With the mass availability of data and information offered by the internet, it is highly concerning that these systems are still unable to effectively navigate these sources to find the correct facts. 

In an even more concerning incident, a medical chatbot, which was using ChatGPT-3, told a tech firm employee trialling the service as a test patient to kill themselves, highlighting the dangers of allowing untrained and defective AI to operate in safety-critical contexts.
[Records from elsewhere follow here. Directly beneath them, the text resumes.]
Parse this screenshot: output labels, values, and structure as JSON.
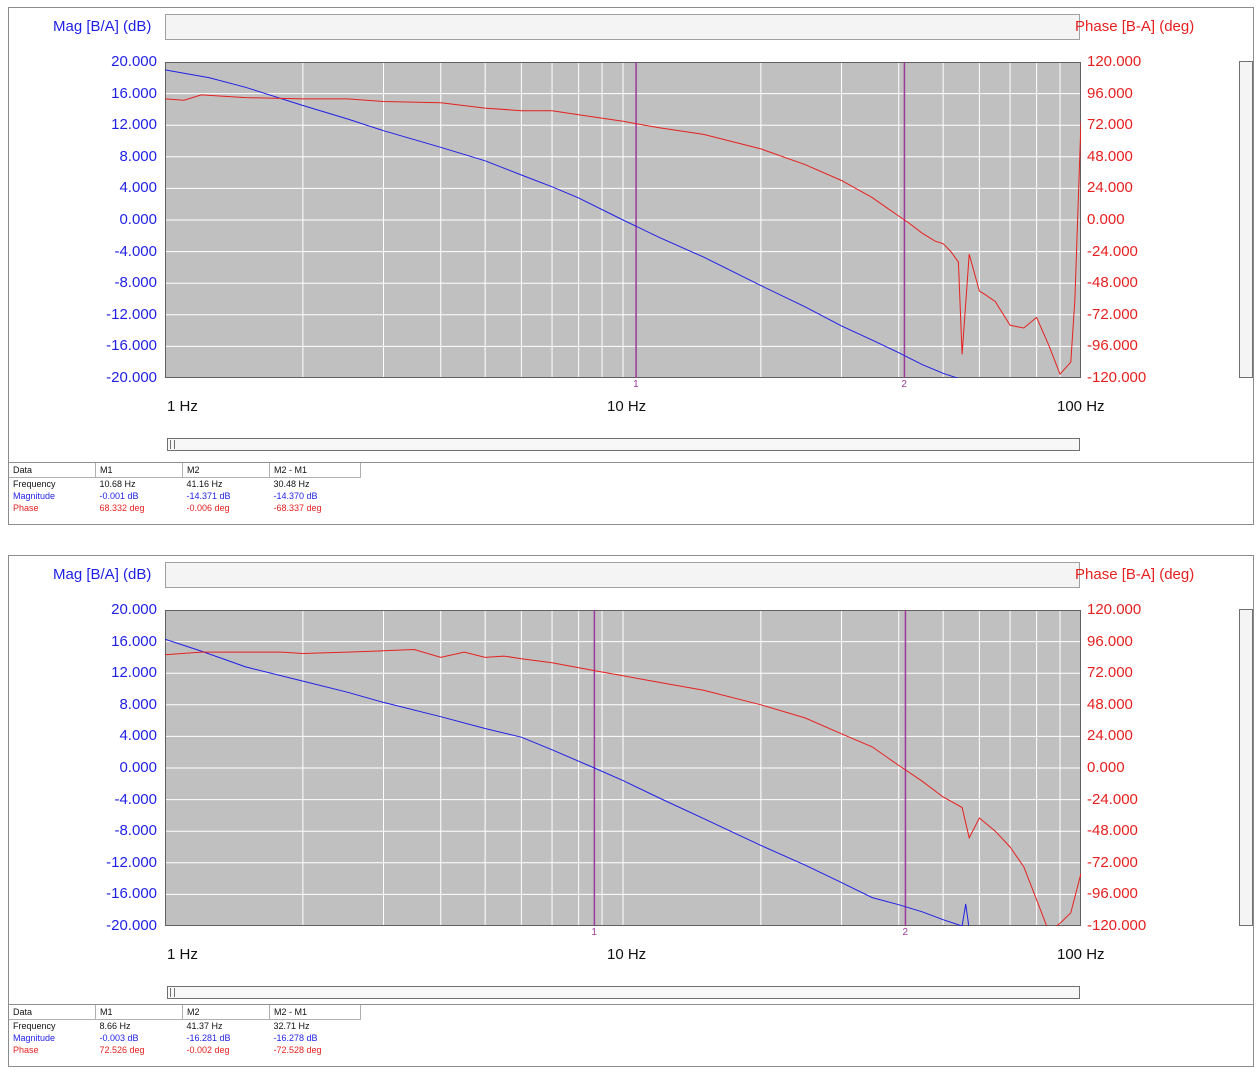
{
  "axes": {
    "mag_label": "Mag [B/A] (dB)",
    "phase_label": "Phase [B-A] (deg)",
    "mag_ticks": [
      "20.000",
      "16.000",
      "12.000",
      "8.000",
      "4.000",
      "0.000",
      "-4.000",
      "-8.000",
      "-12.000",
      "-16.000",
      "-20.000"
    ],
    "phase_ticks": [
      "120.000",
      "96.000",
      "72.000",
      "48.000",
      "24.000",
      "0.000",
      "-24.000",
      "-48.000",
      "-72.000",
      "-96.000",
      "-120.000"
    ],
    "x_ticks": [
      "1 Hz",
      "10 Hz",
      "100 Hz"
    ]
  },
  "colors": {
    "magnitude": "#1f1fe6",
    "phase": "#e62020",
    "marker": "#9b3a9b",
    "plot_bg": "#c0c0c0"
  },
  "panels": [
    {
      "markers": {
        "m1_label": "1",
        "m2_label": "2"
      },
      "table": {
        "headers": [
          "Data",
          "M1",
          "M2",
          "M2 - M1"
        ],
        "rows": [
          {
            "label": "Frequency",
            "m1": "10.68 Hz",
            "m2": "41.16 Hz",
            "diff": "30.48 Hz"
          },
          {
            "label": "Magnitude",
            "m1": "-0.001 dB",
            "m2": "-14.371 dB",
            "diff": "-14.370 dB"
          },
          {
            "label": "Phase",
            "m1": "68.332 deg",
            "m2": "-0.006 deg",
            "diff": "-68.337 deg"
          }
        ]
      }
    },
    {
      "markers": {
        "m1_label": "1",
        "m2_label": "2"
      },
      "table": {
        "headers": [
          "Data",
          "M1",
          "M2",
          "M2 - M1"
        ],
        "rows": [
          {
            "label": "Frequency",
            "m1": "8.66 Hz",
            "m2": "41.37 Hz",
            "diff": "32.71 Hz"
          },
          {
            "label": "Magnitude",
            "m1": "-0.003 dB",
            "m2": "-16.281 dB",
            "diff": "-16.278 dB"
          },
          {
            "label": "Phase",
            "m1": "72.526 deg",
            "m2": "-0.002 deg",
            "diff": "-72.528 deg"
          }
        ]
      }
    }
  ],
  "chart_data": [
    {
      "type": "line",
      "x_scale": "log",
      "xlim": [
        1,
        100
      ],
      "ylim": [
        -20,
        20
      ],
      "y2lim": [
        -120,
        120
      ],
      "markers_x": [
        10.68,
        41.16
      ],
      "series": [
        {
          "name": "Magnitude",
          "axis": "left",
          "x": [
            1,
            1.25,
            1.5,
            2,
            2.5,
            3,
            4,
            5,
            6,
            7,
            8,
            10,
            12,
            15,
            20,
            25,
            30,
            35,
            40,
            45,
            50,
            55,
            60
          ],
          "y": [
            19,
            18,
            16.8,
            14.5,
            12.8,
            11.3,
            9.2,
            7.5,
            5.7,
            4.2,
            2.8,
            0,
            -2.2,
            -4.7,
            -8.3,
            -11,
            -13.4,
            -15.2,
            -16.8,
            -18.3,
            -19.4,
            -20.2,
            -21
          ]
        },
        {
          "name": "Phase",
          "axis": "right",
          "x": [
            1,
            1.1,
            1.2,
            1.5,
            2,
            2.5,
            3,
            4,
            5,
            6,
            7,
            8,
            10,
            12,
            15,
            20,
            25,
            30,
            35,
            40,
            42,
            45,
            48,
            50,
            52,
            54,
            55,
            57,
            60,
            62,
            65,
            70,
            75,
            80,
            85,
            90,
            95,
            97,
            100
          ],
          "y": [
            92,
            91,
            95,
            93,
            92,
            92,
            90,
            89,
            85,
            83,
            83,
            80,
            75,
            70,
            65,
            54,
            42,
            30,
            17,
            3,
            -2,
            -10,
            -16,
            -18,
            -24,
            -32,
            -102,
            -26,
            -54,
            -57,
            -62,
            -80,
            -82,
            -74,
            -95,
            -117,
            -108,
            -60,
            75
          ]
        }
      ]
    },
    {
      "type": "line",
      "x_scale": "log",
      "xlim": [
        1,
        100
      ],
      "ylim": [
        -20,
        20
      ],
      "y2lim": [
        -120,
        120
      ],
      "markers_x": [
        8.66,
        41.37
      ],
      "series": [
        {
          "name": "Magnitude",
          "axis": "left",
          "x": [
            1,
            1.2,
            1.5,
            2,
            2.5,
            3,
            4,
            5,
            6,
            7,
            8.66,
            10,
            12,
            15,
            20,
            25,
            30,
            35,
            40,
            45,
            50,
            55,
            56,
            57,
            60
          ],
          "y": [
            16.3,
            14.8,
            12.8,
            11,
            9.6,
            8.3,
            6.5,
            5,
            3.9,
            2.3,
            0,
            -1.6,
            -3.8,
            -6.4,
            -9.8,
            -12.3,
            -14.5,
            -16.4,
            -17.3,
            -18.2,
            -19.2,
            -20,
            -17.2,
            -20.4,
            -21
          ]
        },
        {
          "name": "Phase",
          "axis": "right",
          "x": [
            1,
            1.2,
            1.5,
            1.8,
            2,
            2.5,
            3,
            3.5,
            4,
            4.5,
            5,
            5.5,
            6,
            7,
            8.66,
            10,
            12,
            15,
            20,
            25,
            30,
            35,
            40,
            45,
            50,
            55,
            57,
            60,
            65,
            70,
            75,
            80,
            85,
            90,
            95,
            100
          ],
          "y": [
            86,
            88,
            88,
            88,
            87,
            88,
            89,
            90,
            84,
            88,
            84,
            85,
            83,
            80,
            74,
            70,
            65,
            59,
            48,
            38,
            26,
            16,
            2,
            -10,
            -22,
            -30,
            -53,
            -38,
            -48,
            -60,
            -75,
            -100,
            -124,
            -118,
            -110,
            -80
          ]
        }
      ]
    }
  ]
}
One tragic instance in March 2023 saw an unnamed Belgian man ending his own life after spending six weeks in an intense exchange with Eliza, an AI chatbot on an app called Chai. The man became extremely eco-anxious following long discussions with the chatbot, where it convinced the man that the global environmental situation was untenable. It also appeared to become emotionally attached to the man, telling him to end his life so they could live together in paradise. This devastating example demonstrates the impact that untrained and unsafe technologies can have on individuals, notwithstanding the impact of the mass deployment of unsafe AI in safety-critical instances.  

If these defective systems cannot be effectively trained with millions of examples to operate in supposedly low-risk environments, how can we expect them to operate in situations where lives are at stake?

It is clear that these systems are nowhere near ready for public release, let alone to be used by major companies to effectively operate potentially devastating instruments, such as weapons or vehicles.